On the other hand, the following section was written by someone unaffiliated with the Wanamaker company. In a short essay entitled, “The Thrill of Playing the World’s Largest Organ”, Alexander Russell writes about his experience playing the instrument as a guest performer. He sat at the organ for two weeks, ultimately playing a recital on Bach’s Chorales. He only has words of praise for the organ, and ends the essay by powerfully writing, “This great organ creates music lovers, not once in a while, but every working day in the year”.

Although I enjoyed reading about the beauty of the Wanamaker organ, I found the last section of the book, “A Little Journey through the Interior of the Organ”, to be the most interesting.
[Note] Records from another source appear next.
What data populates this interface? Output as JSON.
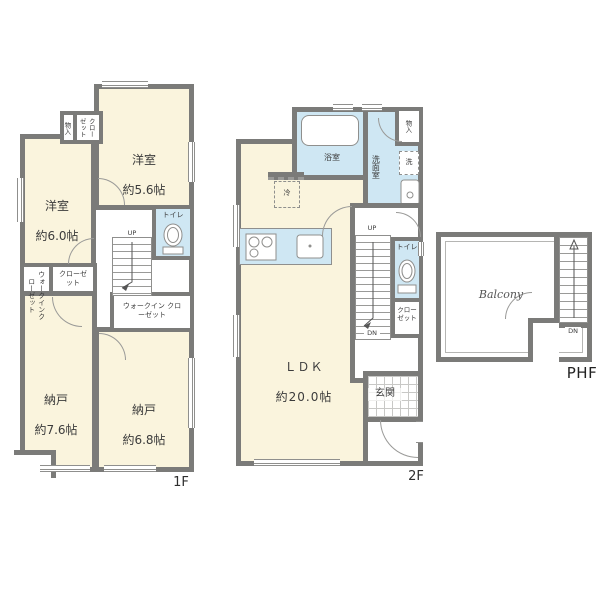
{
  "palette": {
    "wall": "#7b7b79",
    "room_fill": "#faf4dd",
    "wet_fill": "#cfe7f3",
    "line": "#8f8f8d",
    "text": "#3b3b3b"
  },
  "floor1": {
    "floor_label": "1F",
    "yoshitsu_56": {
      "name": "洋室",
      "size": "約5.6帖"
    },
    "yoshitsu_60": {
      "name": "洋室",
      "size": "約6.0帖"
    },
    "nando_76": {
      "name": "納戸",
      "size": "約7.6帖"
    },
    "nando_68": {
      "name": "納戸",
      "size": "約6.8帖"
    },
    "closet_top": "クローゼット",
    "storage_small": "物入",
    "wic_left": "ウォークインクローゼット",
    "closet_mid": "クローゼット",
    "wic_center": "ウォークイン クローゼット",
    "toilet": "トイレ",
    "stairs_up": "UP"
  },
  "floor2": {
    "floor_label": "2F",
    "ldk": {
      "name": "ＬＤＫ",
      "size": "約20.0帖"
    },
    "bath": "浴室",
    "washroom": "洗面室",
    "storage": "物入",
    "washer": "洗",
    "fridge": "冷",
    "toilet": "トイレ",
    "closet": "クローゼット",
    "genkan": "玄関",
    "stairs_up": "UP",
    "stairs_dn": "DN"
  },
  "phf": {
    "floor_label": "PHF",
    "balcony": "Balcony",
    "stairs_dn": "DN"
  }
}
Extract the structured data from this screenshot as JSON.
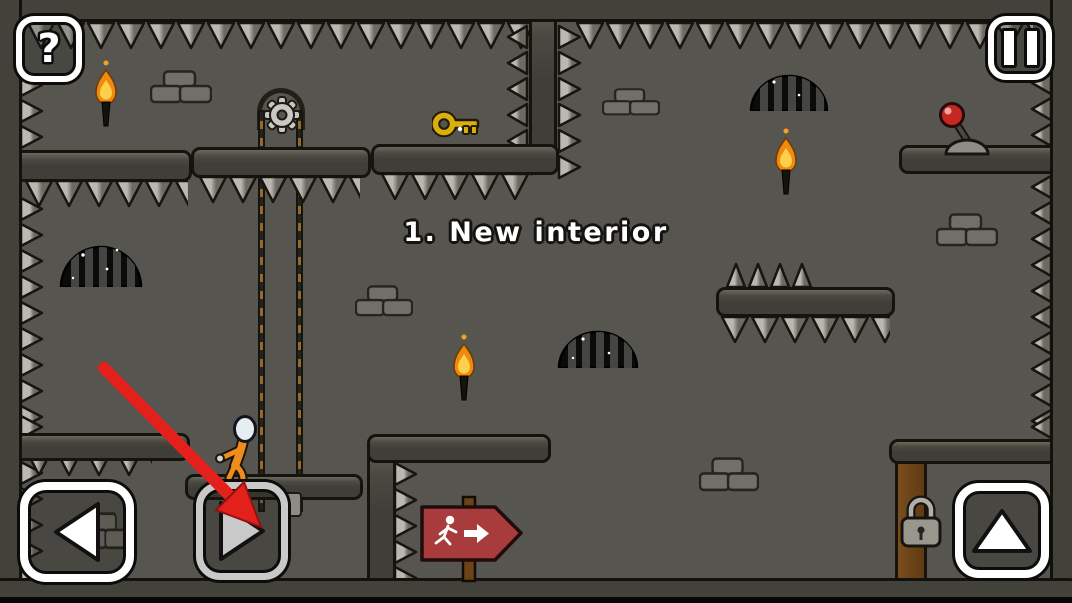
{
  "level": {
    "title": "1. New interior"
  },
  "hud": {
    "help_label": "?",
    "pause_icon": "pause-icon",
    "move_left_icon": "triangle-left-icon",
    "move_right_icon": "triangle-right-icon",
    "jump_icon": "triangle-up-icon"
  },
  "tutorial": {
    "hint_target": "move-right-button"
  },
  "colors": {
    "background": "#57554f",
    "wall": "#3f3e38",
    "wall_dark": "#42413a",
    "outline": "#14130e",
    "spike_light": "#bab8b1",
    "spike_dark": "#6d6a62",
    "button_white": "#ffffff",
    "button_gray": "#c9c9c9",
    "tutorial_red": "#e3201b",
    "sign_red": "#a83b3b",
    "key_gold": "#d9af10",
    "flame_orange": "#ef8a10",
    "flame_core": "#fcd04a",
    "character_orange": "#ee8c1d",
    "lever_red": "#c52823",
    "chain_brown": "#96682a",
    "wood_brown": "#6b4317",
    "brick_gray": "#716f69"
  },
  "scene": {
    "character": "prisoner-stickman",
    "objects": [
      "key",
      "lever",
      "padlock",
      "exit-sign",
      "elevator-chain",
      "gear",
      "torch",
      "torch",
      "torch",
      "vent-dome",
      "vent-dome",
      "vent-dome",
      "bricks",
      "bricks",
      "bricks",
      "bricks",
      "bricks",
      "bricks",
      "spikes"
    ]
  }
}
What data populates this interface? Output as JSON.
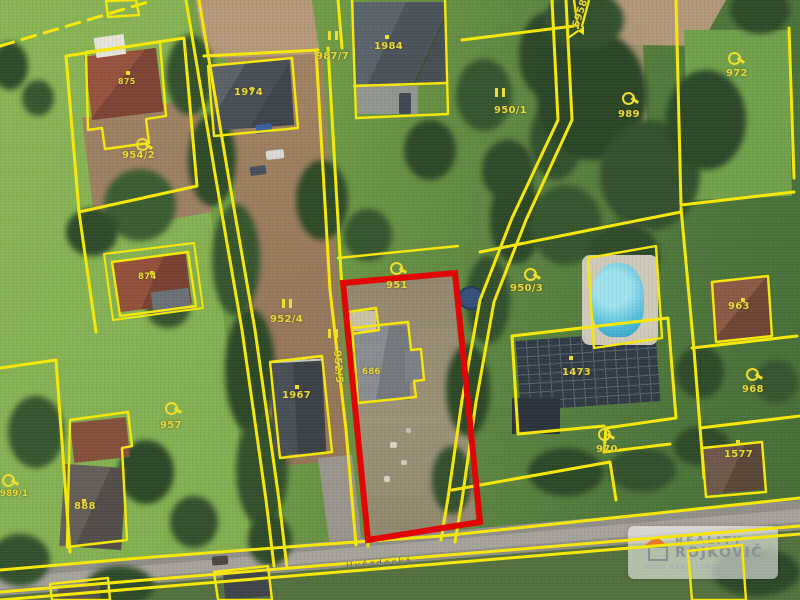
{
  "map": {
    "type": "cadastral-parcel-overlay-on-aerial-photo",
    "street_name": "Hvězdecká",
    "highlighted_parcel_number": "951",
    "colors": {
      "cadastral_line": "#f6e70b",
      "highlight_outline": "#e10505",
      "label_text": "#e9d83c"
    },
    "parcel_labels": [
      {
        "text": "987/7"
      },
      {
        "text": "1984"
      },
      {
        "text": "1974"
      },
      {
        "text": "875"
      },
      {
        "text": "954/2"
      },
      {
        "text": "6958"
      },
      {
        "text": "950/1"
      },
      {
        "text": "989"
      },
      {
        "text": "972"
      },
      {
        "text": "874"
      },
      {
        "text": "952/4"
      },
      {
        "text": "952/5"
      },
      {
        "text": "1967"
      },
      {
        "text": "951"
      },
      {
        "text": "686"
      },
      {
        "text": "950/3"
      },
      {
        "text": "1473"
      },
      {
        "text": "963"
      },
      {
        "text": "968"
      },
      {
        "text": "1577"
      },
      {
        "text": "970"
      },
      {
        "text": "957"
      },
      {
        "text": "989/1"
      },
      {
        "text": "888"
      }
    ]
  },
  "watermark": {
    "brand_top": "REALITY",
    "brand_bottom": "ROJKOVIČ",
    "url": "WWW.REALITYROJKOVIC.CZ",
    "accent_color": "#e8762a",
    "text_color": "#8e9093"
  }
}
For the sake of this blog, I won’t bore you with the details about the specific pipes and stops within the four levels of the organ, but I can sum up the section in Wanamaker’s own words:  “This is a veritable forest of pipes”. This section had the most illustrations in the book, and I was infatuated with the descriptions of all of the different levels within the organ. All in all, this book was extremely captivating and well written. The combination of illustrations and text made for a comprehensive look into not only the Wanamaker Organ in Philadelphia, but organ history as a whole.